I followed the following link: https://docs.microsoft.com/en-us/azure/sentinel/troubleshooting-cef-syslog?tabs=rsyslog
Can any one guide what probably be the cause of this issue????? Any help will be much appreciated. Thanks in advance.
Oct 18 2021 04:39 AM
Oct 21 2021 05:43 AM
@Gary Bushey Thank you for the prompt response. We have got the issue resolved through microsoft support. Apparently for some reason the OMI Agent was in a zombie/stuck state. Restarting the agent didnt work, had to manually kill the process and start the agent again.

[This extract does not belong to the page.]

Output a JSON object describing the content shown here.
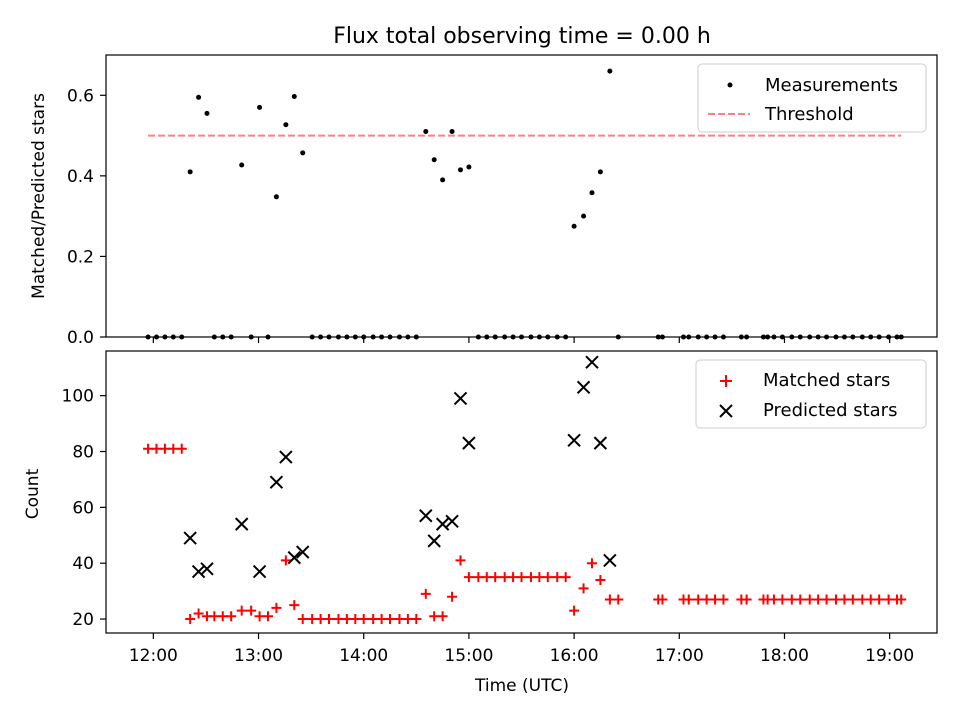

Killing and starting the agent again resolved the issue. As per MS teams , one of the possibility of this behavior may be that the disk space got full earlier at some point in time, which was then resolved however may be that disk space issue might have caused the agent to go into such a state.
Anyways, the issue has been resolved, we are still monitoring to see if it remains stable or not.
Sharing the above for the benefit of all.
Thanks once again for your support, much appreciated.
Fahad.
Feb 03 2023 08:36 PM
Apr 14 2023 06:29 AM
Hi @alazarg
Check your /etc/rsyslog.d/50-default.conf file. It has a section like this:
#
# First some standard log files. Log by facility.
#
#auth,authpriv.* /var/log/auth.log
*.*;auth,authpriv.none -/var/log/syslog
#cron.* /var/log/cron.log
#daemon.* -/var/log/daemon.log
kern.* -/var/log/kern.log
#lpr.* -/var/log/lpr.log
mail.* -/var/log/mail.log
#user.* -/var/log/user.log
The problem is line 5 where any facility (*.*) is written to /var/log/syslog file. Solution is to either comment it out (using #) or even better:
#
# First some standard log files. Log by facility.
#
if ($fromhost-ip == '127.0.0.1') then {
#auth,authpriv.* /var/log/auth.log
*.*;auth,authpriv.none -/var/log/syslog
#cron.* /var/log/cron.log
#daemon.* -/var/log/daemon.log
kern.* -/var/log/kern.log
#lpr.* -/var/log/lpr.log
mail.* -/var/log/mail.log
#user.* -/var/log/user.log
}
Then only local generated logs will be written to the filesystem and the disk will not be filled.
Good luck.
/Kenneth ML
May 02 2023 04:14 PM
Thank you very much for the input @Kenneth Meyer-Lassen
The disk size full issue was resolved by increasing the OS Disk size. When creating Linux VM in Azure, OS disk is 32GB and for Log forwarder that need to be increased to at least 256 GB, as follows:
Select the disk, choose from the list, and save.
The syslog server will maintain the log file cleanup with its scheduled task.